Stewart Rhodes never entered the Capitol building on January 6, 2021, after he conspired with members of his far-right anti-government Oath Keepers militia group to break into halls of Congress in what prosecutors described as an act of terrorism.
But two days after Donald Trump released him from prison, Rhodes freely walked through congressional office buildings in the Capitol complex.
Rhodes — whose 18-year sentence for seditious conspiracy was commuted by the president as one of his first official actions in the Oval Office — met with at least one member of Congress on Wednesday.
The Oath Keepers founder met with Republican Rep. Gus Bilirakis of Florida to lobby for a pardon for fellow Oath Keeper and January 6 rioter Jeremy Brown, who was sentenced to seven years in prison on weapons charges.
Rhodes, wearing a navy Trump 2020 hat, was joined on the Hill by far-right activist Ivan Raiklin, who filmed a series of interactions with reporters as they toured the Capitol, amplified bogus claims about the 2020 election, downplayed the mob’s attacks, and proclaimed his innocence.
“What did I do on January 6 that caused the harm?” Rhodes said at one point. “I didn’t direct my guys to go inside. They did that all on their own. Where is my culpability?”
He also said he regrets saying he wanted to “f******* hang” then-House Speaker Nancy Pelosi.
“I regret that. I was drunk and pissed off,” he said.
Rhodes believes Trump “should’ve pardoned everybody … so that they can be restored back to their natural condition, which is innocent until proven guilty, in a fair trial,” he said.
More than 1,500 people were criminally charged in connection with a mob’s assault on the Capitol, fuelled by Trump’s bogus narrative that the 2020 presidential election was rigged and stolen from him.
Trump issued “full pardons” for virtually all of them on January 20.
He commuted the sentences of 14 convicted members of the Proud Boys and Oath Keepers, including Rhodes, to time served. Pending cases are in the process of being dismissed.
The Bureau of Prisons had released 211 people who remained in jail for January 6-related crimes by Tuesday morning.
Rhodes and his allies spent weeks discussing a violent response to the 2020 election on encrypted messaging apps, then organized a weapons and supply cache inside a hotel in Washington, D.C., before joining the mob that broke through the Capitol’s doors and windows, according to prosecutors.
After several members breached the Capitol that day, shouting out “this is our f****** house” and “we took the f****** Capitol” as they joined the mob, Rhodes hailed them as “patriots.” He told an ally that his only regret that day was that the group wasn’t armed.
Days after January 6, Rhodes typed a message intended for then-President Trump, calling on him to “save the republic” or “die in prison.”
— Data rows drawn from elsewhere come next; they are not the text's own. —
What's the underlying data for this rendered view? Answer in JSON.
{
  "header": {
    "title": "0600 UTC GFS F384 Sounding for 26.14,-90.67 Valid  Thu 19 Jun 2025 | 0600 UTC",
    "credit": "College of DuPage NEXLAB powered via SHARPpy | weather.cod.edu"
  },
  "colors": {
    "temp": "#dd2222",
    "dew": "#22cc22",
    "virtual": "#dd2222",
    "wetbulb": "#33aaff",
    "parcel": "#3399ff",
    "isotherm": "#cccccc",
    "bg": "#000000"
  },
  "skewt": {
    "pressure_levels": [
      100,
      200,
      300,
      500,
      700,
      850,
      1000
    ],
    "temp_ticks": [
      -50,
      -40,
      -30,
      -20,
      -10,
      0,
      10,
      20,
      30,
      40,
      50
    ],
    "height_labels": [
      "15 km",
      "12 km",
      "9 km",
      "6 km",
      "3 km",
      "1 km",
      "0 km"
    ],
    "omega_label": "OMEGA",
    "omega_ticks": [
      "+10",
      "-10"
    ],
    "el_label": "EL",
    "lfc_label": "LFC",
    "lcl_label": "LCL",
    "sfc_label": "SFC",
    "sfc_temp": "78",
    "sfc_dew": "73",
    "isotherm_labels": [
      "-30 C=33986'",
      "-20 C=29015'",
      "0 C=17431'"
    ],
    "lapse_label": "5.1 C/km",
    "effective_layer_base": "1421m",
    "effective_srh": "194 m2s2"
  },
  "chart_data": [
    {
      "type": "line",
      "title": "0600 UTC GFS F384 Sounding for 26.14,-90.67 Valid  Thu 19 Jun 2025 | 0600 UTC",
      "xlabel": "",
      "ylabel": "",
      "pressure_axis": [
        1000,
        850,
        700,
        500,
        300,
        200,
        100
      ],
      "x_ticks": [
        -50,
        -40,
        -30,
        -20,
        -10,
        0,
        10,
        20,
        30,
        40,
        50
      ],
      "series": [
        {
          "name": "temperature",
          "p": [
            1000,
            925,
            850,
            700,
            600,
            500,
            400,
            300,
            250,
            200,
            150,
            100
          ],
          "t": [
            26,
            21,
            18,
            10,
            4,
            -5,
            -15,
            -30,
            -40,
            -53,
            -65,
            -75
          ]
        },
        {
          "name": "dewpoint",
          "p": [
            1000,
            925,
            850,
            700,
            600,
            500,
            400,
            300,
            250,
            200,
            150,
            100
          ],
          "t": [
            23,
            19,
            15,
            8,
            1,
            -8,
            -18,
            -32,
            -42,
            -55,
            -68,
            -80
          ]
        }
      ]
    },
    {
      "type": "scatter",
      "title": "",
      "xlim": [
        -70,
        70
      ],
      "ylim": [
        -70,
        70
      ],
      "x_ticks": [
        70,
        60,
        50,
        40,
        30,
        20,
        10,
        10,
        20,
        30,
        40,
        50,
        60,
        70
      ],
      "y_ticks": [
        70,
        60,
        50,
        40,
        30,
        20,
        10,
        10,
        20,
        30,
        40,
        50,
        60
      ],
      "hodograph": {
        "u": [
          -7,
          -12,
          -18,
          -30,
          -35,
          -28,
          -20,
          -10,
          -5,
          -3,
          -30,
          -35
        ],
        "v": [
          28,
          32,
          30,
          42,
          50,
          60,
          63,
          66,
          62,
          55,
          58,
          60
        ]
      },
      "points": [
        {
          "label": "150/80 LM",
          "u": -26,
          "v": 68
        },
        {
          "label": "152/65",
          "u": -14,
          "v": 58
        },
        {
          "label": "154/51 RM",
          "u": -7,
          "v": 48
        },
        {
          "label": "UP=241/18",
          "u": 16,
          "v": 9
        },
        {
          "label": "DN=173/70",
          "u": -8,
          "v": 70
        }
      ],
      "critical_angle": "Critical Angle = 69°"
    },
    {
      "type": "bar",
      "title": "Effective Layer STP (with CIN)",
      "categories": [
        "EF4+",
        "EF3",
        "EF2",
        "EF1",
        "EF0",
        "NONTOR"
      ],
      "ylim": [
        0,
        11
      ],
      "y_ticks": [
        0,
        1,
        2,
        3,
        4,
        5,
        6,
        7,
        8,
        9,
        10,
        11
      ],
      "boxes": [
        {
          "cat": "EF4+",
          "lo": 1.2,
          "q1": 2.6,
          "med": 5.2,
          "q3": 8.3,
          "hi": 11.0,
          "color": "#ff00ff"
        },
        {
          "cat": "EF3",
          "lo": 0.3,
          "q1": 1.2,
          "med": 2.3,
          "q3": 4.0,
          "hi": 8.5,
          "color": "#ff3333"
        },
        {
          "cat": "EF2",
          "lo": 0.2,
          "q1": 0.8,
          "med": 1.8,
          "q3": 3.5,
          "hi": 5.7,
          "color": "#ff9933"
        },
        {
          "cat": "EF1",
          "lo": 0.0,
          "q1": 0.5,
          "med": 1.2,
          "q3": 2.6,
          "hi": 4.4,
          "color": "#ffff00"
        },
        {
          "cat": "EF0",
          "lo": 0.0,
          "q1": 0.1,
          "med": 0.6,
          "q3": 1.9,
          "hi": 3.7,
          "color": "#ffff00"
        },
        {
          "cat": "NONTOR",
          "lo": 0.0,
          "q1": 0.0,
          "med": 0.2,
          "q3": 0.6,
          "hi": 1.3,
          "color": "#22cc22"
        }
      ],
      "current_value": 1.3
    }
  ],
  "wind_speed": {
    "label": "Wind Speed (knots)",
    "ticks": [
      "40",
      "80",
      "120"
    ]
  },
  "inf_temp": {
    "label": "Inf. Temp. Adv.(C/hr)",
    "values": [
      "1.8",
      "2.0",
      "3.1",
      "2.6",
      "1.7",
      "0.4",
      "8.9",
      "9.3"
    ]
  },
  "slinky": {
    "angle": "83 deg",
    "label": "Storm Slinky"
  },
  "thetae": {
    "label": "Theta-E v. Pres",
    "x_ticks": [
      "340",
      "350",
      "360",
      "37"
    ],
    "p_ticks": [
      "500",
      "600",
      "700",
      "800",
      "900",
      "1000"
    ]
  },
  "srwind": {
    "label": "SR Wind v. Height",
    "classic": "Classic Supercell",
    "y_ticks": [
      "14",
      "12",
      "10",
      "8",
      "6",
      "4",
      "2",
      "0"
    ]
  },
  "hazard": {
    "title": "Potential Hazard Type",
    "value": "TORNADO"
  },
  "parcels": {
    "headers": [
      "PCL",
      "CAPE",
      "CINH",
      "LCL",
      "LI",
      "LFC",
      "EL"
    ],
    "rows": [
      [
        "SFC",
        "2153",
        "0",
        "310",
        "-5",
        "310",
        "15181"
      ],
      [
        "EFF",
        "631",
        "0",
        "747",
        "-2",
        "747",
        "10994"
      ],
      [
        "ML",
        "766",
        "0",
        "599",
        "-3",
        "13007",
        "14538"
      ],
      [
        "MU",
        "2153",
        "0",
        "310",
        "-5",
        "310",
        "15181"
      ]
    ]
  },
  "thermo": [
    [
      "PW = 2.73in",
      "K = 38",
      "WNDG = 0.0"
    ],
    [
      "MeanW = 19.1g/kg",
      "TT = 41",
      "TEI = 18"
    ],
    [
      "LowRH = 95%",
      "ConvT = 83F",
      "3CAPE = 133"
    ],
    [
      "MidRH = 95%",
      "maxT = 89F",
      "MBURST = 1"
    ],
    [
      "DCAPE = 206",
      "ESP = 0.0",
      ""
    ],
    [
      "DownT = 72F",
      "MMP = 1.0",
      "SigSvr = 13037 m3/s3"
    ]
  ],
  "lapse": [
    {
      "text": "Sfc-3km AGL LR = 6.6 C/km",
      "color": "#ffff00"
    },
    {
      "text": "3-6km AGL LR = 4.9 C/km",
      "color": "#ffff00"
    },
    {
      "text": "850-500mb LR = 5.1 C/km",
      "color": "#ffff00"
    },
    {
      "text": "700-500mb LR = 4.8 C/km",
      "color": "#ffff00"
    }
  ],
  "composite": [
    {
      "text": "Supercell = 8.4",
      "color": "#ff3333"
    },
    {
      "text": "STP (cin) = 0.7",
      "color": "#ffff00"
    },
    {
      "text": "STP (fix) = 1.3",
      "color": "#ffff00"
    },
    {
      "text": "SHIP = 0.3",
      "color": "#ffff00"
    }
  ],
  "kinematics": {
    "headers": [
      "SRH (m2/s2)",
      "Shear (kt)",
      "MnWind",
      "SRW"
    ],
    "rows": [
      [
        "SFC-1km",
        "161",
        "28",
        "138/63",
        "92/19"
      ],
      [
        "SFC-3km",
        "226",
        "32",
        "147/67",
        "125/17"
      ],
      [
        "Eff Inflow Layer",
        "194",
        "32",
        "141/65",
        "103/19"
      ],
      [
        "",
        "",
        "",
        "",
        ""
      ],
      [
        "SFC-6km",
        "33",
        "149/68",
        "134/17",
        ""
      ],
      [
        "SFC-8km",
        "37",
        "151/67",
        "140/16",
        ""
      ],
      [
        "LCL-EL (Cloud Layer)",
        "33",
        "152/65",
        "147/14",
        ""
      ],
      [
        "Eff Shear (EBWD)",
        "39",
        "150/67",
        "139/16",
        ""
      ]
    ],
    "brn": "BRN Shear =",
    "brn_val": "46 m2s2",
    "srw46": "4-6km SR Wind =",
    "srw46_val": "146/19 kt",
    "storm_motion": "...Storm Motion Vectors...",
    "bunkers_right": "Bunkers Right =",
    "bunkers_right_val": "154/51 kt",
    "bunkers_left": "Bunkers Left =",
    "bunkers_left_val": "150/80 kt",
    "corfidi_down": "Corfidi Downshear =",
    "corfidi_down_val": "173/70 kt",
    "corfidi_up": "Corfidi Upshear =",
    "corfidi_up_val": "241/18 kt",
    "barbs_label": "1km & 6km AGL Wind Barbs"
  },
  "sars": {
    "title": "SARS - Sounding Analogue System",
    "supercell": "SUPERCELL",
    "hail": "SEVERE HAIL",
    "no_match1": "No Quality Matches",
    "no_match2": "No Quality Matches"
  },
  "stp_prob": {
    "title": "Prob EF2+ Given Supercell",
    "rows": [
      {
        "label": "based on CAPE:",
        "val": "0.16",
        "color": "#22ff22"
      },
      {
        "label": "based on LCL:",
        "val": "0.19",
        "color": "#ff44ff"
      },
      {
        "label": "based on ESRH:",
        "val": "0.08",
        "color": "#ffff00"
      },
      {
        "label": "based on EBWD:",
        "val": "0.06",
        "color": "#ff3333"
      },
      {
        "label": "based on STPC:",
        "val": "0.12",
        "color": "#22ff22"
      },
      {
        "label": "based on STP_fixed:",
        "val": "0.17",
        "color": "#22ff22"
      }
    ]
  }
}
That message was ultimately never delivered, but it echoed another message published on the Oath Keepers website weeks earlier, calling on Trump to invoke the Insurrection Act and deputize Rhodes and the Oath Keepers to take up arms against the government.
“It’s better to wage it with you as Commander-in-Chief than to have you comply with a fraudulent election, leave office, and leave the White House in the hands of illegitimate usurpers and Chinese puppets,” he wrote at the time.
He followed up with another message demanding that Trump “attack,” “drop the hammer” and deliver a “crushing blow” to his enemies “while they sleep, wrapped in their arrogance.”
Rhodes also instructed his allies to “get gear squared away and ready to fight”, adding that “Trump has one last chance right now to stand but he will need us and our rifles too.”
Democratic congressman Pete Aguilar, a member of the House Select Committee that investigated the events surrounding the attack, told reporters on Wednesday that “violent offenders are roaming the streets because Donald Trump took these actions.”
Asked how he felt about Rhodes’s presence at the Capitol, he said: “I think it’s new and interesting that they’re using the front door this time.”